Kathy Butterly

Born: 1963, Amityville, NY
Lives in New York, NY

Kathy Butterly makes small ceramic sculptures that topple, bend and stack. She pulls and folds cylinders and spheres into intricate, mysterious forms developing character “as each vessel’s exterior begins to enfold the surrounding space, confusing insides with outsides, utility with play, factual with fictional.” (Charles Long)

Butterly made her first print, “Loosened Up” in 2004 at Shark’s Ink. Using forms from recent drawings and sculptures, she combined incongruous, intriguing objects into a playful and precarious pagoda of sticks and pearls.

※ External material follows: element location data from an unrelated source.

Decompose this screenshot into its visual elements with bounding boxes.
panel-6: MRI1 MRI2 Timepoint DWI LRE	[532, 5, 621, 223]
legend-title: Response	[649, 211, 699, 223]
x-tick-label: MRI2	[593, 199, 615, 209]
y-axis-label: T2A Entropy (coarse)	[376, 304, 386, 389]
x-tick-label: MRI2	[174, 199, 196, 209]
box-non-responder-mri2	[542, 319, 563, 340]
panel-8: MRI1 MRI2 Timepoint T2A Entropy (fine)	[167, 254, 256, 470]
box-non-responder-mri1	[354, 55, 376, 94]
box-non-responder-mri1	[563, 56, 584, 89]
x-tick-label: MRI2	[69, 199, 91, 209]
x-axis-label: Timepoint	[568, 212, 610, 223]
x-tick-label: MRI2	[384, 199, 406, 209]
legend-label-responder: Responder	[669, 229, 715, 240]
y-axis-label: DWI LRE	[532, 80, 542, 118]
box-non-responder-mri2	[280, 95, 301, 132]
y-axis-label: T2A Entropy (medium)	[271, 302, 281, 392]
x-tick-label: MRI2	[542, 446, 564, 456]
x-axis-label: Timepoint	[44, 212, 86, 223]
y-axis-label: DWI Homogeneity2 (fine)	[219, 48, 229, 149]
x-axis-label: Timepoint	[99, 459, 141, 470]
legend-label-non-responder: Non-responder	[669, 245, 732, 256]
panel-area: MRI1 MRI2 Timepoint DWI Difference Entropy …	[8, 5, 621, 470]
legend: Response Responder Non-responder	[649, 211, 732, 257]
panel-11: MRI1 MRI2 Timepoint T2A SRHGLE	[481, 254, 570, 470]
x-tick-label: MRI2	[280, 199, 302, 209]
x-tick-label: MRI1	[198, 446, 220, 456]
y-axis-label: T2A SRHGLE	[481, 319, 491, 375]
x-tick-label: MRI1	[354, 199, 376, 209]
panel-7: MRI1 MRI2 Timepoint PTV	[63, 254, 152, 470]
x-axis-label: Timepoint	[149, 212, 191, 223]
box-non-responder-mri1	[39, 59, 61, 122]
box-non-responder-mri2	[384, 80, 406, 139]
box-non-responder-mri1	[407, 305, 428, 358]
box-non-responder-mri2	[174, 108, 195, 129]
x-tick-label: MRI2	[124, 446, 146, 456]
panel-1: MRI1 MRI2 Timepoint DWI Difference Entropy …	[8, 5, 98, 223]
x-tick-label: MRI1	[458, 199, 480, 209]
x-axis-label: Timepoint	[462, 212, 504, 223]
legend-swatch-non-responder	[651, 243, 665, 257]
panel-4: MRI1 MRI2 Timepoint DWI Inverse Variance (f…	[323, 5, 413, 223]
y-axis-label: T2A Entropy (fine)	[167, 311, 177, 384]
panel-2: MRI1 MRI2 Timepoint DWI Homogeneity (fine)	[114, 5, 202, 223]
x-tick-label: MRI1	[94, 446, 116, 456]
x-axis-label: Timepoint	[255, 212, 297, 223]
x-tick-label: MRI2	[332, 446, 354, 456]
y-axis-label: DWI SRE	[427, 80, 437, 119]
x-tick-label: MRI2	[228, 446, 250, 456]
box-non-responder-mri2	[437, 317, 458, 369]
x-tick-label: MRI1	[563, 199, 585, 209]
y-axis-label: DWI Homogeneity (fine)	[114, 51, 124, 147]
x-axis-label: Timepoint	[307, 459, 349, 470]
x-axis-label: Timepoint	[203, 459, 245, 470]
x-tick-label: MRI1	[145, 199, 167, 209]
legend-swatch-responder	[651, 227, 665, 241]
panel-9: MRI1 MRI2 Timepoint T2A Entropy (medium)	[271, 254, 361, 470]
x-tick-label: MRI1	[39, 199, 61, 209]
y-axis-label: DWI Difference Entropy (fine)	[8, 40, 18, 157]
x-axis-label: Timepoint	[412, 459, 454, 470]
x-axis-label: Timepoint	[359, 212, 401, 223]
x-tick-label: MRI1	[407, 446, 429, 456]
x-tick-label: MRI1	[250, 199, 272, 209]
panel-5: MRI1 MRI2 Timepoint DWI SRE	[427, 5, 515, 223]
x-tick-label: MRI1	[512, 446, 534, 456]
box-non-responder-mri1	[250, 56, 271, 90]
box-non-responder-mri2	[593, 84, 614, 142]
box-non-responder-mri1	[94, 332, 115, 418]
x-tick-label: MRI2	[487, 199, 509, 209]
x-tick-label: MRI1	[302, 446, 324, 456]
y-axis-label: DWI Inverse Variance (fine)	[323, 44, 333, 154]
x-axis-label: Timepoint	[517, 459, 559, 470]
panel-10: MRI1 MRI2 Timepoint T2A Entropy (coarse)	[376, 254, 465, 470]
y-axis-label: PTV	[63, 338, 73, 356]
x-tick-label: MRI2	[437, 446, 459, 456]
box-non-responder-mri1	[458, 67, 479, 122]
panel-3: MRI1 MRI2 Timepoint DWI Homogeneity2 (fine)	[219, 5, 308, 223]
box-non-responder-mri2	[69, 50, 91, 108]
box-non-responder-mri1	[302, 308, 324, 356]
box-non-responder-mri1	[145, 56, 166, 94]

Kathy Butterly shows her work widely and was included in the 2004 Carnegie International. She is in the collections of The Museum of Modern Art, New York, the American Craft Museum, New York, the Renwick Gallery, National Museum of American Art, Smithsonian Institution, Washington, DC, the Oakland Museum, California, The Mint Museum of Design and Craft, Charlotte, NC, the Museum Het Paleis, The Hague, Netherlands and others.

She received an Anonymous was a Woman Grant in 2002.

Kathy won the Smithsonian’s Contemporary Arts Award for 2012. The biennial honor comes with a $25,000 prize and is intended to recognize artists younger than 50 who have produced a significant body of work.